Jones is promising a no-holds-barred open forum where people won’t have to “walk on eggshells”, as Prime Minister Scott Morrison said about gender identity debates. Jones believes people are sick of walking on eggshells on all sorts of subjects.
“There’s a very significant concern among viewers and listeners that the woke culture has overtaken public discourse,” he says. “There’s a massive ‘offence industry’ out there. [But] offence is sadly part of sensible liberal discourse, so long as it doesn’t breach certain boundaries.”
Jones is particularly aggrieved about COVID-19 and vaccination, even if his actions clash with some of his views. He has received three vaccine doses and admits he has been especially cautious because of his “million co-morbidities”. But he claims people “aren’t allowed to debate the adverse effects of vaccination” and bemoans the level of COVID anxiety.
“You’ve only got to have a look at people walking around town with a mask over their face in open air to know the extent of alarmism and hysteria that has overtaken society,” Jones says.
Having left 2GB in 2020 and been booted from Sky News last year, Jones, 81, is almost certainly in the twilight of his broadcasting career. He was “quite happy to be over and done with”, but Thrupp and his mate Jack Bulfin convinced Jones to give digital a go.

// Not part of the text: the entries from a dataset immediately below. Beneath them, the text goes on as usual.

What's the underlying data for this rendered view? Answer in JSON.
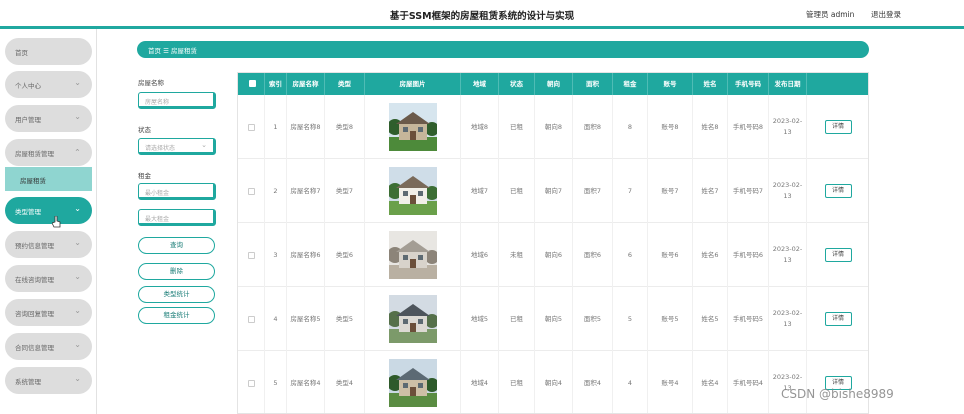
{
  "header": {
    "title": "基于SSM框架的房屋租赁系统的设计与实现",
    "admin": "管理员 admin",
    "logout": "退出登录",
    "accent": "#1fa89f"
  },
  "sidebar": {
    "items": [
      {
        "label": "首页"
      },
      {
        "label": "个人中心"
      },
      {
        "label": "用户管理"
      },
      {
        "label": "房屋租赁管理"
      },
      {
        "label": "类型管理"
      },
      {
        "label": "预约信息管理"
      },
      {
        "label": "在线咨询管理"
      },
      {
        "label": "咨询回复管理"
      },
      {
        "label": "合同信息管理"
      },
      {
        "label": "系统管理"
      }
    ],
    "sub_item": "房屋租赁",
    "chevron": "⌄",
    "active": "类型管理"
  },
  "breadcrumb": "首页 ☰ 房屋租赁",
  "filters": {
    "name_label": "房屋名称",
    "name_placeholder": "房屋名称",
    "status_label": "状态",
    "status_placeholder": "请选择状态",
    "rent_label": "租金",
    "min_placeholder": "最小租金",
    "max_placeholder": "最大租金",
    "buttons": [
      "查询",
      "删除",
      "类型统计",
      "租金统计"
    ]
  },
  "table": {
    "headers": [
      "",
      "索引",
      "房屋名称",
      "类型",
      "房屋图片",
      "地域",
      "状态",
      "朝向",
      "面积",
      "租金",
      "账号",
      "姓名",
      "手机号码",
      "发布日期",
      ""
    ],
    "rows": [
      {
        "index": "1",
        "name": "房屋名称8",
        "type": "类型8",
        "region": "地域8",
        "status": "已租",
        "orient": "朝向8",
        "area": "面积8",
        "rent": "8",
        "account": "账号8",
        "person": "姓名8",
        "phone": "手机号码8",
        "date": "2023-02-13",
        "action": "详情",
        "image": "villa-with-pine-trees"
      },
      {
        "index": "2",
        "name": "房屋名称7",
        "type": "类型7",
        "region": "地域7",
        "status": "已租",
        "orient": "朝向7",
        "area": "面积7",
        "rent": "7",
        "account": "账号7",
        "person": "姓名7",
        "phone": "手机号码7",
        "date": "2023-02-13",
        "action": "详情",
        "image": "white-villa"
      },
      {
        "index": "3",
        "name": "房屋名称6",
        "type": "类型6",
        "region": "地域6",
        "status": "未租",
        "orient": "朝向6",
        "area": "面积6",
        "rent": "6",
        "account": "账号6",
        "person": "姓名6",
        "phone": "手机号码6",
        "date": "2023-02-13",
        "action": "详情",
        "image": "interior-room"
      },
      {
        "index": "4",
        "name": "房屋名称5",
        "type": "类型5",
        "region": "地域5",
        "status": "已租",
        "orient": "朝向5",
        "area": "面积5",
        "rent": "5",
        "account": "账号5",
        "person": "姓名5",
        "phone": "手机号码5",
        "date": "2023-02-13",
        "action": "详情",
        "image": "grey-roof-house"
      },
      {
        "index": "5",
        "name": "房屋名称4",
        "type": "类型4",
        "region": "地域4",
        "status": "已租",
        "orient": "朝向4",
        "area": "面积4",
        "rent": "4",
        "account": "账号4",
        "person": "姓名4",
        "phone": "手机号码4",
        "date": "2023-02-13",
        "action": "详情",
        "image": "house-with-trees"
      }
    ]
  },
  "watermark": "CSDN @bishe8989"
}
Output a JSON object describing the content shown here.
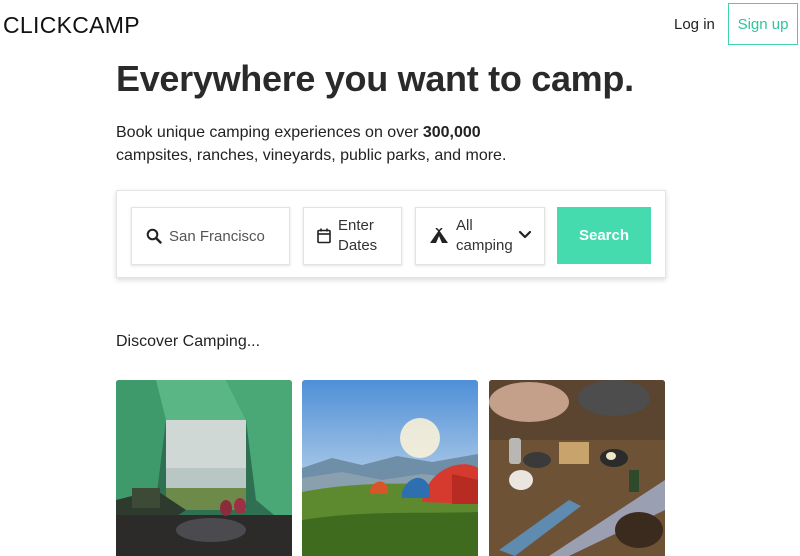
{
  "header": {
    "logo": "CLICKCAMP",
    "login_label": "Log in",
    "signup_label": "Sign up"
  },
  "hero": {
    "headline": "Everywhere you want to camp.",
    "subtext_prefix": "Book unique camping experiences on over ",
    "subtext_bold": "300,000",
    "subtext_suffix": " campsites, ranches, vineyards, public parks, and more."
  },
  "search": {
    "location_placeholder": "San Francisco",
    "location_value": "",
    "location_icon": "search-icon",
    "dates_label": "Enter Dates",
    "dates_icon": "calendar-icon",
    "type_label": "All camping",
    "type_icon": "tent-icon",
    "type_dropdown_icon": "chevron-down-icon",
    "button_label": "Search"
  },
  "discover": {
    "heading": "Discover Camping...",
    "cards": [
      {
        "image": "tent-interior-view-photo"
      },
      {
        "image": "tents-on-hill-sunset-photo"
      },
      {
        "image": "campers-cooking-outdoors-photo"
      }
    ]
  },
  "colors": {
    "accent": "#45dbae",
    "accent_text": "#2fc49c",
    "text": "#222222"
  }
}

“You can imagine I thought, ‘This is hardly worthwhile’,” Jones says. He now sees it as pioneering. “It’s probably the most exciting thing I’ve done because it’s never been done in Australia before.”
Alan Jones announces his digital TV offering with Maurice Newman in December 2021.Credit:Janie Barrett
A fair bit of money has gone into the project – it’s no two-bit backyard operation. Jones says the funds come from private interests: supporters who broadly share his view of the world. He won’t divulge names, although businessman Maurice Newman chairs the company Australian Digital Holdings and spoke at last year’s launch.
Why not just retire? “I’m very strong on maintaining intellectual rigour,” says Jones. “I could call it a day now … after two weeks I’d be bored rigid. There’s discipline here. I’m up all night, I’m reading and I’m writing and I’m working.”
Jones believes his approach would be a good prescription for the nation more broadly. Too many people in their 60s and 70s are sitting idle and they would go back to work, he says, if it didn’t eat into their pension. It’s a policy he’d love Morrison to adopt, but doesn’t hold out much hope.
“He’s a very good campaigner, Morrison, and he can learn a script and he can nail the issues. The question is: are people listening?” says Jones. Voters gave him a go last time because they didn’t really know him. “Now there are many people saying, ‘Well, we do know him, and we’re a little concerned about what we know.’”
Jones says Labor hasn’t put its best foot forward with Labor leader Anthony Albanese. “Albo’s Albo. Nice bloke to meet at the pub, but you can’t quite imagine him being your international representative.”
Nonetheless, he thinks Morrison has run out of miracles. “When Albo goes out there and talks all this compassion stuff – whether it’s aged care or cost of living or childcare – it does resonate with people who’ve got no money in the till.
“It’s nice to write headlines about Albanese messing up, not knowing the unemployment figures and missing the gotcha questions. But it does appear that many people have made up their minds because the needle isn’t moving.”